April 05, 2012
On Thu, 05 Apr 2012 17:02:13 -0400, Jonathan M Davis <jmdavisProg@gmx.com> wrote:

> On Thursday, April 05, 2012 15:26:14 Steven Schveighoffer wrote:
>> On Thu, 05 Apr 2012 14:33:22 -0400, Jonathan M Davis <jmdavisProg@gmx.com>
>>
>> wrote:
>> > On Thursday, April 05, 2012 11:30:26 Steven Schveighoffer wrote:
>> >> A couple issues that still need consideration:
>> >>
>> >> 1. If std.algorithm the module becomes std.algorithm the package,  
>> what
>> >> happens with ddoc? We probably *do* need a compiler solution to this.
>> >
>> > That's assuming that you insist on keeping all of the documentation in
>> > one
>> > file. That arguably defeats the purpose of splitting up the modules.  
>> If
>> > there
>> > isn't enough in the module to split the documentation, then why do you
>> > need to
>> > split the module?
>>
>> I thought the whole point was code maintenance? Not documentation
>> splitting... I would have expected people to continue to treat
>> std.algorithm like it was one module, even though it imports several
>> sub-modules for its implementation.
>
> If the module isn't large enough to be split for documentation, I find it hard
> to believe that it needs to be split for maintenance.

Why do we ever need to split modules for documentation?  Just fix the doc generator so it's not as monolithic.  For instance, have one page per class or struct.

> And if all you care
> about is sub-modules for implementation and want all of the functions in the
> same module still, then this DIP is pointless. All you have to do is declare
> undocumented sub-modules which hold the various implementations and have the
> actual module call them. We already do this sort of thing in Phobos to get
> around static destructors screaming about circular dependencies.

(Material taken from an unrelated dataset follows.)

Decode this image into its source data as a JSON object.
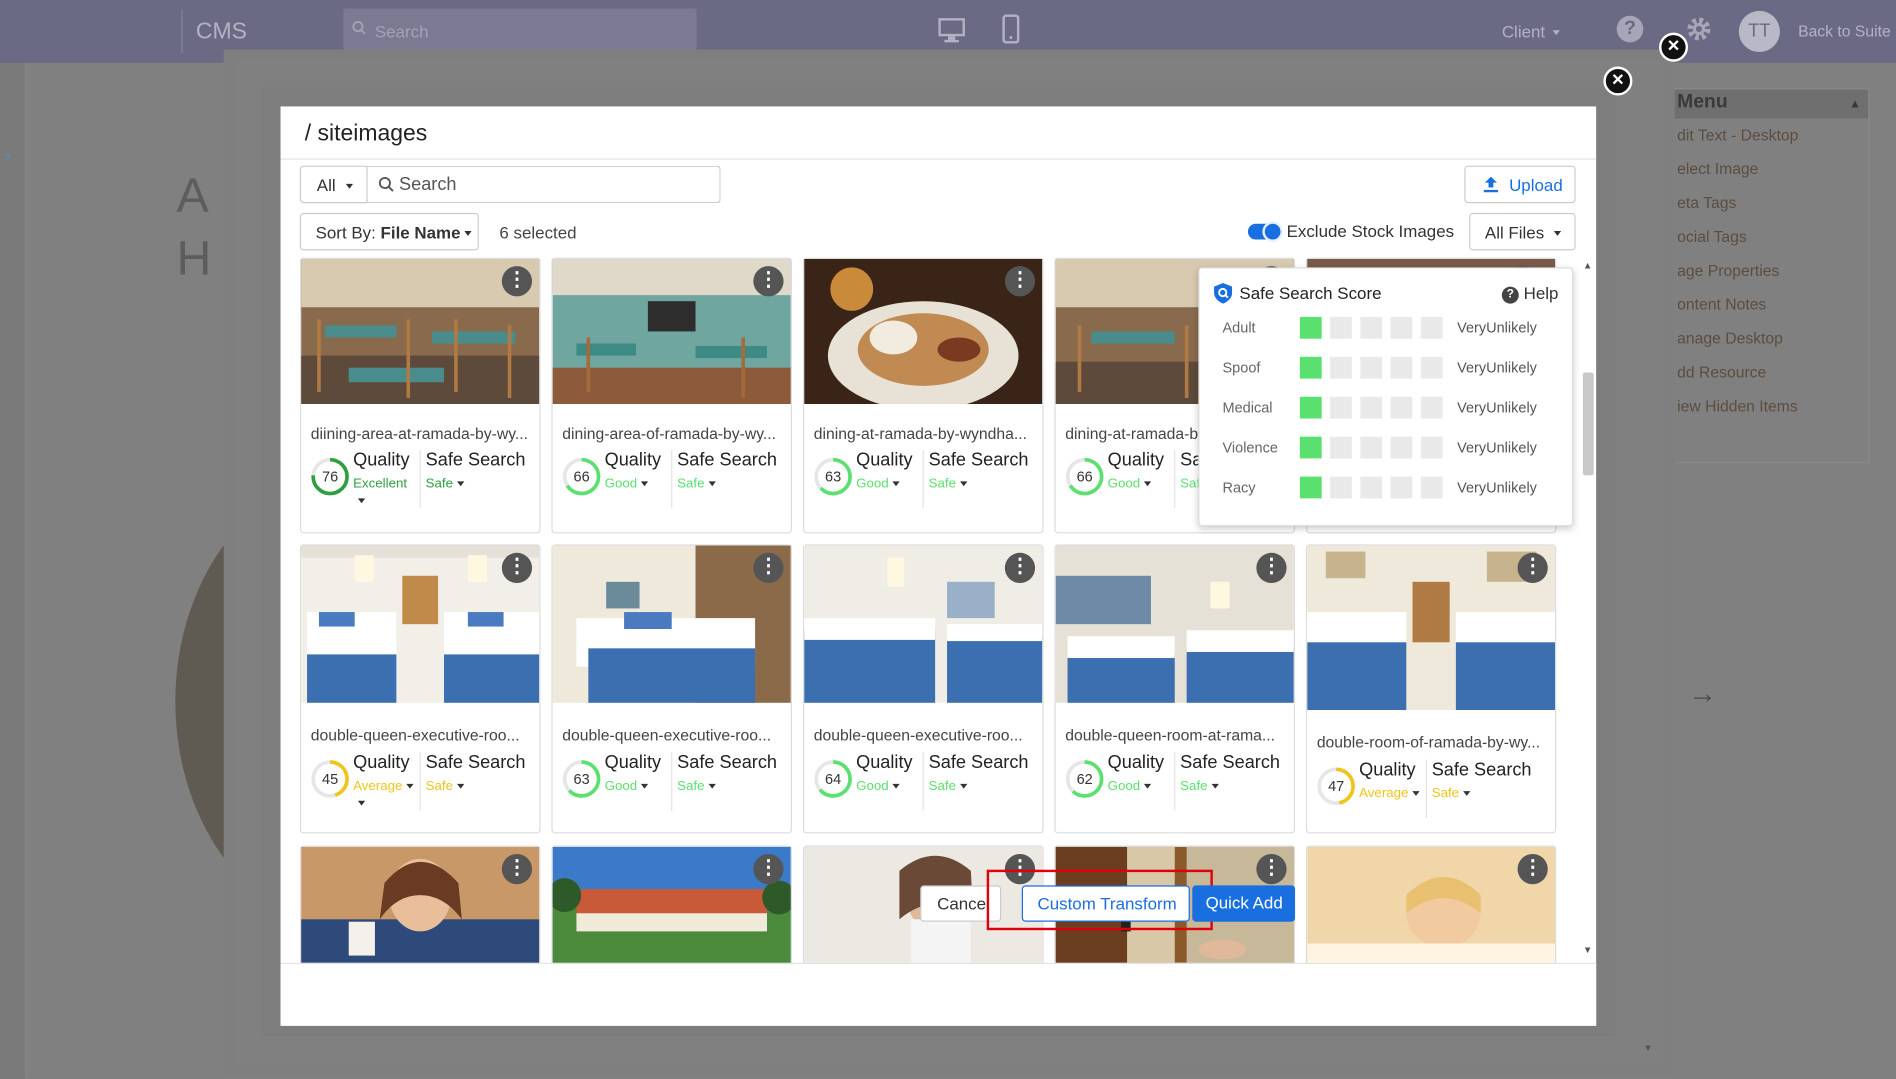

You are starting to see my point :)  But I think the issue is not so much that you are splitting the implementation, but splitting up the API into related modules.

For example, std.container.  Imagine we have a robust set of 15 containers.  Why should those all be in one file?  They have nothing to do with eachother except they are in the same namespace.  Why does RedBlackTree need to be able to access the internals of Array?

As the writer of RedBlackTree, I want to be able to test and develop my container without having to worry about the rest of std.container.  But I also would like to have the FQN of it to be std.container.RedBlackTree.  Public imports allow this *today* without any changes.

Note that size isn't so much an issue for me as being able to compartmentalize and develop individual pieces of a module.

-Steve
April 05, 2012
On 4/5/12 4:26 PM, Steven Schveighoffer wrote:
> On Thu, 05 Apr 2012 17:00:56 -0400, Jonathan M Davis
> <jmdavisProg@gmx.com> wrote:
>
>> On Thursday, April 05, 2012 15:30:17 Steven Schveighoffer wrote:
>
>>> I don't see how. Just move the code into another module and publicly
>>> import that module from std/algorithm.d. Problem pretty much solved.
>>
>> The issue is code organization. If you want to split up std.algorithm (or
>> std.datetime or whatever) into multiple modules, you have to create a new
>> package with a completely different name with no connection to the
>> original
>> save for the fact that the original publicly imports it.
>
> My view is that people will not import the smaller modules, they will
> only ever import std.algorithm.

I think we should be looking for a solution that not only allows replacing module -> package transparently, but also allows people to import the newly introduced fine-grained modules.

Andrei

April 05, 2012
On Thursday, April 05, 2012 17:33:50 Steven Schveighoffer wrote:
> On Thu, 05 Apr 2012 17:02:13 -0400, Jonathan M Davis <jmdavisProg@gmx.com>
> > If the module isn't large enough to be split for documentation, I find
> > it hard
> > to believe that it needs to be split for maintenance.
> 
> Why do we ever need to split modules for documentation? Just fix the doc generator so it's not as monolithic. For instance, have one page per class or struct.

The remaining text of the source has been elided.